Supported by Stanford Woods Institute for the Environment, SRT’s Sound Walks is curated by Danielle Adair, with Dan Holland as Audio Editor and Composer. Enjoy any or all of these walks, enriched by SRT’s Voices of the Earth.

Photograph by Danielle Adair

 

VOICES OF THE EARTH: TECHNICAL INSTRUCTIONS

READ BEFORE LISTENING

Voices of the Earth: From Sophocles to Rachel Carson and Beyond is a geo-located audio experienced available through the Echoes app. Listeners will be guided to various locations around one of the listed parks and will gain access to snippets of audio as they walk. Each snippet includes carefully curated content for your listening pleasure, so please pause to listen while you take in the nearby scenery.

In order to experience Voices of the Earth, you must first download the Echoes app through the App Store (for iPhone users) and Google Play (for other users). Prior to venturing out on your Voices of the Earth experience, please remember to download the Echoes app (shown below on the App Store) and ensure it works on your phone. You do not need to create an Echoes account to access Voices of the Earth.
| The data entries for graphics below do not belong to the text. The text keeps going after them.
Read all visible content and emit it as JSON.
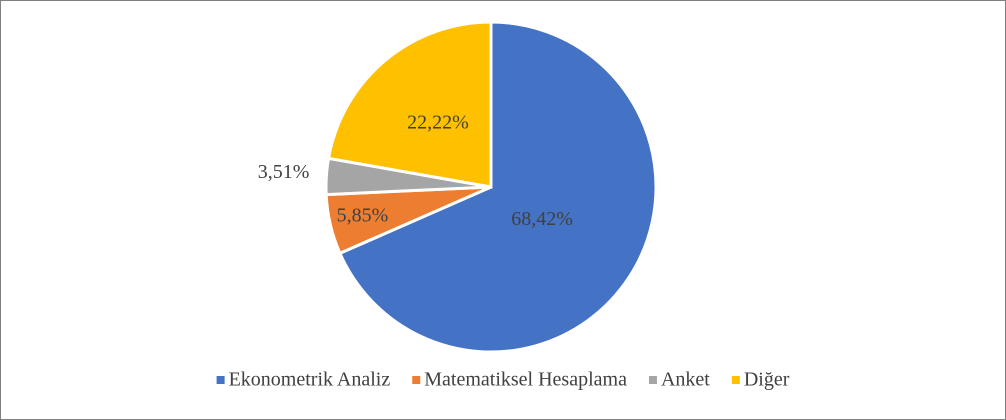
{
  "chart_data": {
    "type": "pie",
    "categories": [
      "Ekonometrik Analiz",
      "Matematiksel Hesaplama",
      "Anket",
      "Diğer"
    ],
    "values": [
      68.42,
      5.85,
      3.51,
      22.22
    ],
    "value_labels": [
      "68,42%",
      "5,85%",
      "3,51%",
      "22,22%"
    ],
    "colors": [
      "#4472c4",
      "#ed7d31",
      "#a5a5a5",
      "#ffc000"
    ],
    "legend": "bottom"
  }
}
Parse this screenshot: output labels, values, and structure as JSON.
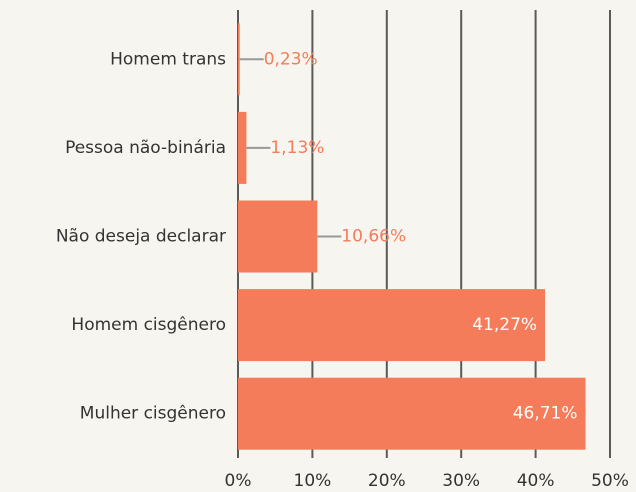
{
  "chart_data": {
    "type": "bar",
    "orientation": "horizontal",
    "categories": [
      "Homem trans",
      "Pessoa não-binária",
      "Não deseja declarar",
      "Homem cisgênero",
      "Mulher cisgênero"
    ],
    "values": [
      0.23,
      1.13,
      10.66,
      41.27,
      46.71
    ],
    "value_labels": [
      "0,23%",
      "1,13%",
      "10,66%",
      "41,27%",
      "46,71%"
    ],
    "color": "#f47c5a",
    "xlim": [
      0,
      50
    ],
    "xticks": [
      {
        "value": 0,
        "label": "0%"
      },
      {
        "value": 10,
        "label": "10%"
      },
      {
        "value": 20,
        "label": "20%"
      },
      {
        "value": 30,
        "label": "30%"
      },
      {
        "value": 40,
        "label": "40%"
      },
      {
        "value": 50,
        "label": "50%"
      }
    ],
    "grid": true
  }
}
Voices of the Earth is currently available at five separate locations around the CA Bay Area, each with a unique tailored experience. These five locations are:

  • Coyote Hill Regional Park

  • Mori Point

  • Mount Diablo State Park

  • Pearson-Arastradero Preserve

  • Wunderlich Park

To access the program (called a “Walk” on the Echoes platform), open the Echoes app when you have arrived at the park of your choice and browse the homepage for Voices of the Earth among the “Near you” and “Featured walks” lists.

If, as in the image above, Voices of the Earth does not immediately appear on the homepage, select the magnifying glass in the upper right-hand corner of the screen and type in “Voices of the earth” into the search bar.

When you have found Voices of the Earth among the listed Walks, select it. Please bear in mind that there are five Voices of the Earth walks listed, labeled by and unique to each park. In the image above, Voices of the Earth – Coyote Hills Regional Park appears as the nearest Voices of the Earth Walk.

After opening the Voices of the Earth Walk on the Echoes app, you will be greeted with a map of all the listening locations (referred to as “Echoes” on the Echoes platform) for this Walk. You may see, as in the above image, a text box appears at the top of your screen reading “Outside of all Echoes, Keep walking.” This simply means that you have not yet arrived at one of the listening locations. When you are in close proximity to an Echo, a message will appear on your screen indicating that you have access to an Echo. Take a moment to stop where you are, take in the scenery, and hit Play on the Echoes app to listen to the curated content for that location. When the audio snippet has finished playing, please continue your walk in the direction of the next Echo. Enjoy!